Stoner mengatakan bahwa pada dasarnya entrepreneurship beringsut dari keperluan dasar manusia buat berprestasi (need of achievement) seperti konsep Mc Cleland. Berikutnya, dikatakan bahwa seorang entrepreneur dapat dikenali sebab mereka:

  • punya kebutuhan untuk berprestasi yang tinggi;
  • memiliki letak kendali internal (locus of control), mengontrol hidupnya sendiri;
  • toleran kepada resiko;
  • toleran pada keragu-raguan; dan
  • mempunyai sikap tipe A, dorongan untuk melaksanakan lebih banyak dalam waktu yang sedikit.

Hal-Hal Yang Menunjukkan Teman-Teman Semua Seorang Entrepreneur

David Burnett menyampaikan bahwa secara umum entrepreneur yaitu seorang pengambil resiko, koordinator dan organisator, penghubung (gap filler), leader, innovator, dan kreatif. Kemudian, Covin dan Slevin menyampaikan bahwa pada dasarnya seorang entrepreneur dapat dikenali dari sikap dan perilakunya yang mencerminkan 3 dimensi, yaitu: keinovatifan (innovativeness) pengambil resiko (risk-taking), keproaktifan (pro-activeness).

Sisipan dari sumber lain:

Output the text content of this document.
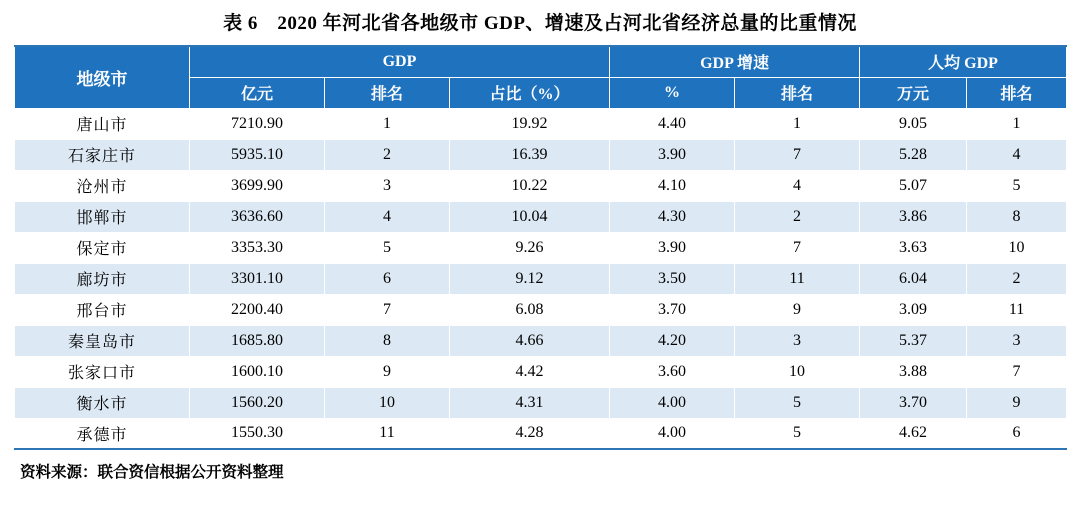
表 6　2020 年河北省各地级市 GDP、增速及占河北省经济总量的比重情况
地级市	GDP			GDP 增速		人均 GDP	
	亿元	排名	占比（%）	%	排名	万元	排名
唐山市	7210.90	1	19.92	4.40	1	9.05	1
石家庄市	5935.10	2	16.39	3.90	7	5.28	4
沧州市	3699.90	3	10.22	4.10	4	5.07	5
邯郸市	3636.60	4	10.04	4.30	2	3.86	8
保定市	3353.30	5	9.26	3.90	7	3.63	10
廊坊市	3301.10	6	9.12	3.50	11	6.04	2
邢台市	2200.40	7	6.08	3.70	9	3.09	11
秦皇岛市	1685.80	8	4.66	4.20	3	5.37	3
张家口市	1600.10	9	4.42	3.60	10	3.88	7
衡水市	1560.20	10	4.31	4.00	5	3.70	9
承德市	1550.30	11	4.28	4.00	5	4.62	6
资料来源：联合资信根据公开资料整理
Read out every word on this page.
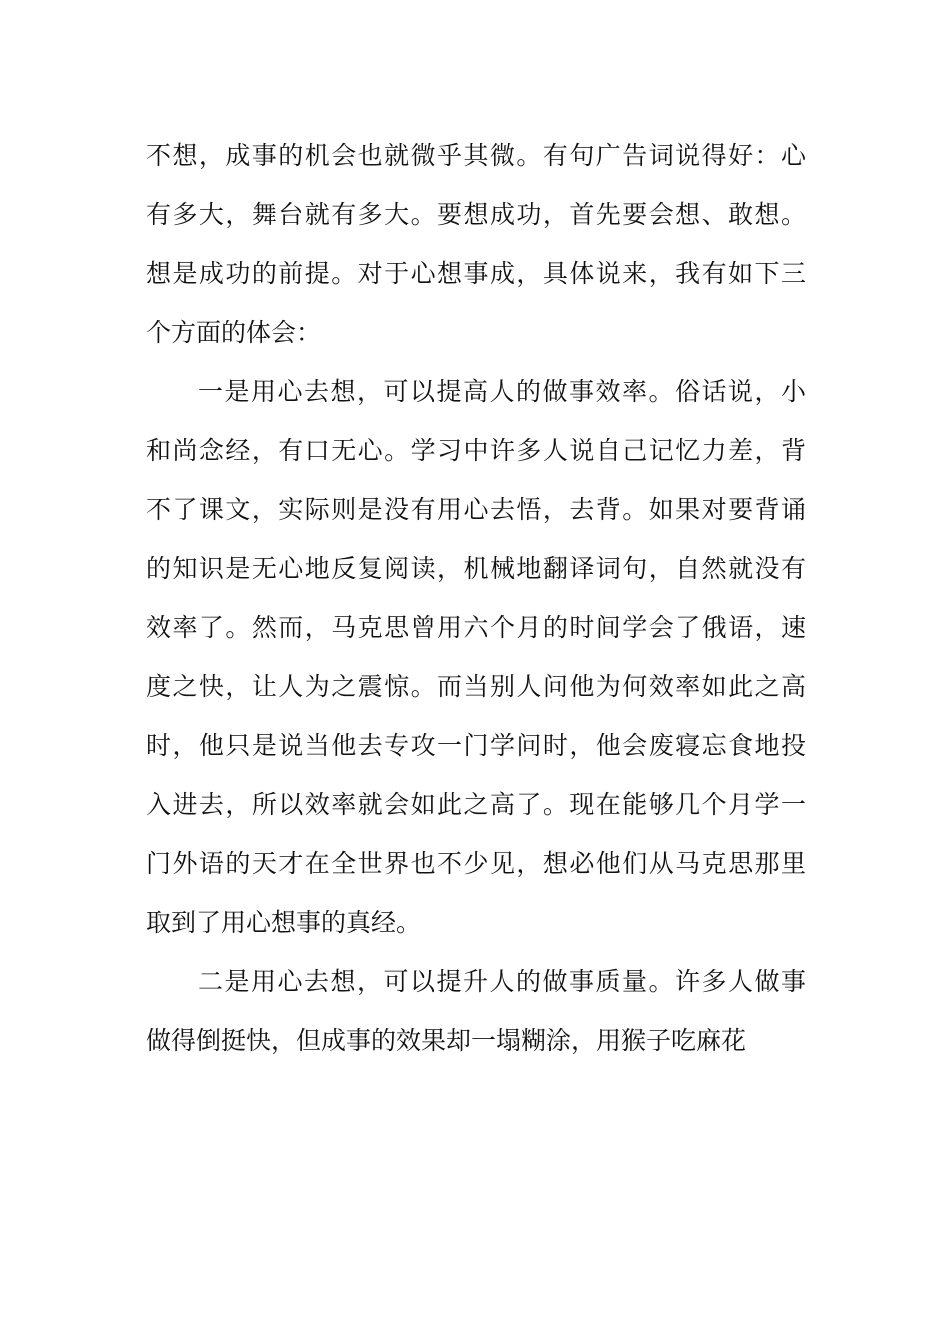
不想，成事的机会也就微乎其微。有句广告词说得好：心
有多大，舞台就有多大。要想成功，首先要会想、敢想。
想是成功的前提。对于心想事成，具体说来，我有如下三
个方面的体会：
一是用心去想，可以提高人的做事效率。俗话说，小
和尚念经，有口无心。学习中许多人说自己记忆力差，背
不了课文，实际则是没有用心去悟，去背。如果对要背诵
的知识是无心地反复阅读，机械地翻译词句，自然就没有
效率了。然而，马克思曾用六个月的时间学会了俄语，速
度之快，让人为之震惊。而当别人问他为何效率如此之高
时，他只是说当他去专攻一门学问时，他会废寝忘食地投
入进去，所以效率就会如此之高了。现在能够几个月学一
门外语的天才在全世界也不少见，想必他们从马克思那里
取到了用心想事的真经。
二是用心去想，可以提升人的做事质量。许多人做事
做得倒挺快，但成事的效果却一塌糊涂，用猴子吃麻花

Inovatif mengacu pada kreativitas, ketidaklaziman, atau pemecahan dengan metoda baru pada masalah-masalah atau keperluan. Pengambil resiko berkaitan dengan dorongan untuk sepakat bahwa kadang kala emang kawan-kawan semua mesti merugi atau gagal. Sedang proaktif bersangkutan dengan penjabaran, yakni bagaimana melakukan sesuatu yang diperlukan buat bisa berhasil.

Hal-Hal Yang Menunjukkan Teman-Teman Semua Seorang Entrepreneur

Entrepreneurship ini bisa dimunculkan atau disusun pada diri seseorang melalui pendidikan atau pelatihan. Pendidikan atau pelatihan entrepreneurship adalah metode pembelajaran konsep & skills buat mengidentifikasi kesempatan-kesempatan yang orang lain tidak kapabel mengetahuinya, buat mempunyai insight, self-esteem, & pengalaman buat beraksi sementara yang lain ragu-ragu. Termasuk di dalamnya, belajar mengidentifikasi kesempatan, dihubungkan dengan pendayagunaan sumber energi untuk menghadang resiko & memrakarsai bisnis baru.

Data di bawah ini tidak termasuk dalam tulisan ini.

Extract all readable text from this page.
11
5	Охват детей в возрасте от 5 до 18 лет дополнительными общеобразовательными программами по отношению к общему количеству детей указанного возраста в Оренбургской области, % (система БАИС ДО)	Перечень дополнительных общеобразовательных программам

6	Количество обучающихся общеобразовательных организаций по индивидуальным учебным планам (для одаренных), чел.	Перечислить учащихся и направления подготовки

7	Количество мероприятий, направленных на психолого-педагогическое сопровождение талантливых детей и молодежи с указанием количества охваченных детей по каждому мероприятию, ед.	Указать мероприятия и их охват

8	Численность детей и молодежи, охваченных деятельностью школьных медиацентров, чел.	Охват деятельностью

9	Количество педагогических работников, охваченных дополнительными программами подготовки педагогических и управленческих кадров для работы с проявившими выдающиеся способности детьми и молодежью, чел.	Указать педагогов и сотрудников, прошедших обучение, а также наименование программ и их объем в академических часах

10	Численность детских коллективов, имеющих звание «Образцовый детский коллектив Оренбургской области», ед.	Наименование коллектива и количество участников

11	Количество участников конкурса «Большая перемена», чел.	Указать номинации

Berdasarkan penjabaran di atas, maka entrepreneurship yakni pandangan dan perbuatan perihal gimana seseorang bisa memanfaatkan peluang & mengambil risiko dengan mengadakan pembaruan tanpa menggantungkan resource yang ada buat menempuh target, sedang yang dilaksanakan itu sulit penuh resiko. Di samping itu, entrepreneurship pun senantiasa siap buat mencari alternatif dalam mengatasi tantangan, halangan, & problematika pekerjaan.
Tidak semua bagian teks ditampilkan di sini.